Once again, clouds cover Violet's eyes. She looks beautiful at this moment, when tears fall silently down her cheeks, and Henry wants to reach out and wipe them away, he wants to hold her until it's all over. But he's just a stranger to her. (Although deep down he knows, it can't be true, not with the way his heart skips a beat just from seeing her like this). And he can't be a comforting shoulder for her, not when he doesn't know himself how to heal the pain. And suddenly, he finds himself telling her about a lost little boy, about imagination mixed with reality, dark curses and one Emma Swan who disappeared without a trace. (Regina's hurt look, when he told her he wants to search for his biological mother, still etched in his memory and he didn't dare bring up the subject again) leaving him with a million unanswered questions, and an itch in his throat that seems to be yearning, but how can you miss someone you never knew? He tells her he has dreams too, that sometimes feel more real than anything else. (He too has demons, who whisper to him at night.) He tells her that sometimes he wants to run away too, far away from this town, or into a parallel world where there is no need to pretend. He talks. Until his voice become hoarse. Until he stands before her, exposed and vulnerable. Until her tears dry up, give their place to a sad smile of sympathy.

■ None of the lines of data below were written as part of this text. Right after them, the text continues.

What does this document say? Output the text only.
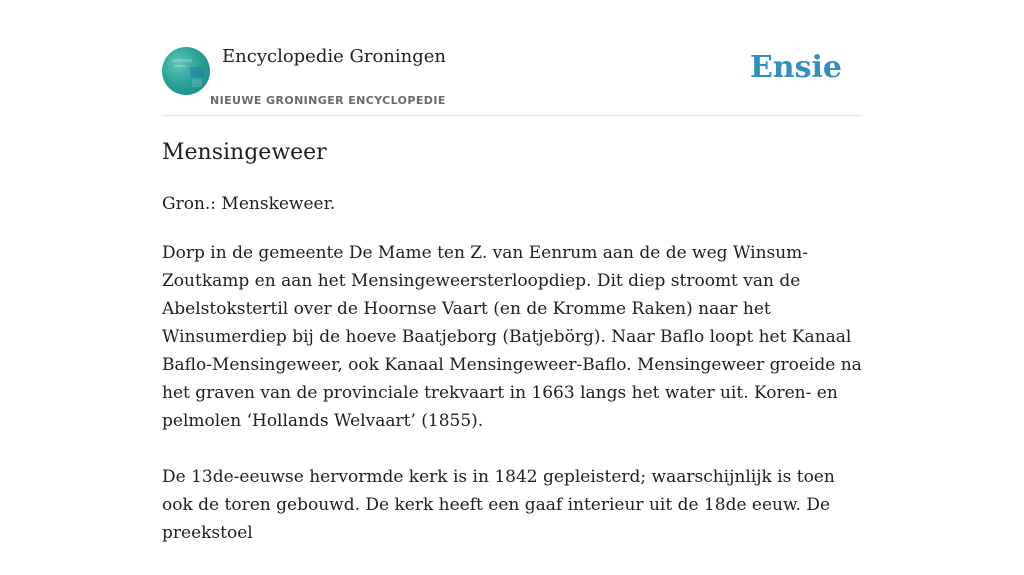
Encyclopedie Groningen
NIEUWE GRONINGER ENCYCLOPEDIE
Ensie
Mensingeweer

Gron.: Menskeweer.

Dorp in de gemeente De Mame ten Z. van Eenrum aan de de weg Winsum-Zoutkamp en aan het Mensingeweersterloopdiep. Dit diep stroomt van de Abelstokstertil over de Hoornse Vaart (en de Kromme Raken) naar het Winsumerdiep bij de hoeve Baatjeborg (Batjebörg). Naar Baflo loopt het Kanaal Baflo-Mensingeweer, ook Kanaal Mensingeweer-Baflo. Mensingeweer groeide na het graven van de provinciale trekvaart in 1663 langs het water uit. Koren- en pelmolen ‘Hollands Welvaart’ (1855).

De 13de-eeuwse hervormde kerk is in 1842 gepleisterd; waarschijnlijk is toen ook de toren gebouwd. De kerk heeft een gaaf interieur uit de 18de eeuw. De preekstoel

For a long moment, neither of them feels the need to talk. And she finds herself in front of the jukebox again, seeking comfort in the old melodies and Henry's confident presence by her side.

"Are you going to be here all night?" Suddenly she finds she is afraid at the thought he might leave, of being left alone.

He nods. "That's what open 24\7 usually means."

Blush covers her cheeks. "It's just that... it's my birthday and I don't want to be left alone."

His eyes open in surprise, but a thin smile stretches at the corner of his mouth when he answers.

"Lucky I'm not going anywhere."

"Close your eyes." Henry disappears into the kitchen a few minutes later, warns her not to peek, but even with closed eyelids you can't mistake the smell of hot chocolate cake. She opens her eyes into a slit (behind the counter Henry tries to stabilize a star-shaped candle on top of the cupcake) and hurries to close them, but can't hide the smile spread across her face.

"Make a wish," he tells her.

Violet blows out the candle, wishing to find herself a place to call home.